David Chiu has snagged the mayoral endorsement of the San Francisco Chronicle, beefing up his fairly paltry list of endorsers and giving his campaign something to trumpet with its hefty cash reserves in the final weeks. Most importantly, the endorsement opens up the race and probably hurts perceived frontrunner Ed Lee.

After the Examiner endorsed Lee as its top pick, it would have solidified the appointed incumbent mayor's standing as the consensus pick of pro-business centrists – who always have a strong influence in the mayor's race – if the Chron had also gone that way. But now, both that vote and the Chinese-American vote will be divided, with some of the latter also picked up by Leland Yee, who got the top endorsements of the Labor Council, Sierra Club, and other influential groups.

The Chronicle endorsement probably gives the biggest advantage to Dennis Herrera, who has placed second in most public opinion polls as well as many endorsements, including getting the second place nod in the Guardian, Examiner, Labor Council, Milk Club, San Francisco Democratic Party, and others – an impressive array that covers the full spectrum of San Francisco politics.

Lee, Herrera, and Jeff Adachi also got praised by the Chronicle in a companion editorial entitled “Three other candidates to consider,” and that will also help Adachi with his left-right punch and outsider appeal, making him another candidate who can't be counted out just yet.

By opening up the mayor's race and creating a more complicated calculus in the city's ranked choice voting system, the varied list of endorsements and the dethroning of Lee as a done-deal could also be a boon to John Avalos, the consensus pick of the city's left who has a long list of first place endorsements (including those of the Guardian, Milk Club, SF Democratic Party, and many others).
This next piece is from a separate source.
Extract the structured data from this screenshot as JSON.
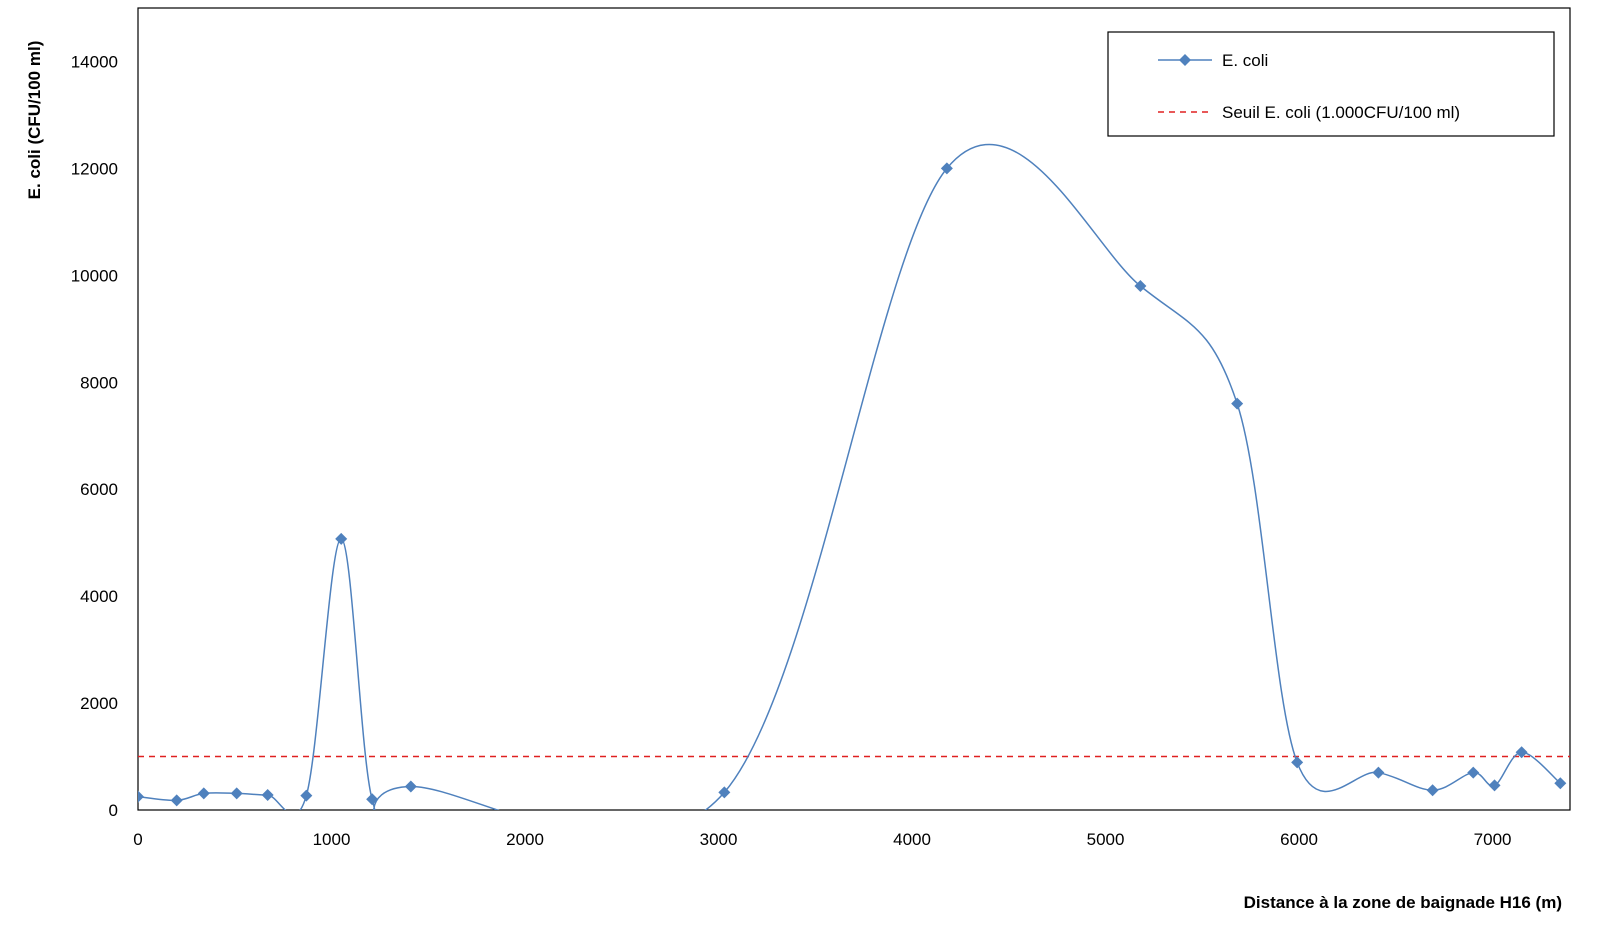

Avalos could capitalize on the rising frustration with corporate America that is embodied to the Occupy movement, which he has been nearly alone among the mayoral field in actively supporting.

(You can read an Excel file of the endorsements of various San Francisco organizations, which we'll periodically update, here.)

While the Lee campaign and the many independent expenditure groups that back him are expected to vastly outspend the rest of the field, obscene displays of corporate cash could end up backfiring this year, particularly against the backdrop of OccupySF and the business community's raid on employee health care funds and deceptive surcharges on restaurant bills, which Chiu and Lee have been supporting.

Bottom line: with four weeks left until Election Day, the mayor's race is still up for grabs.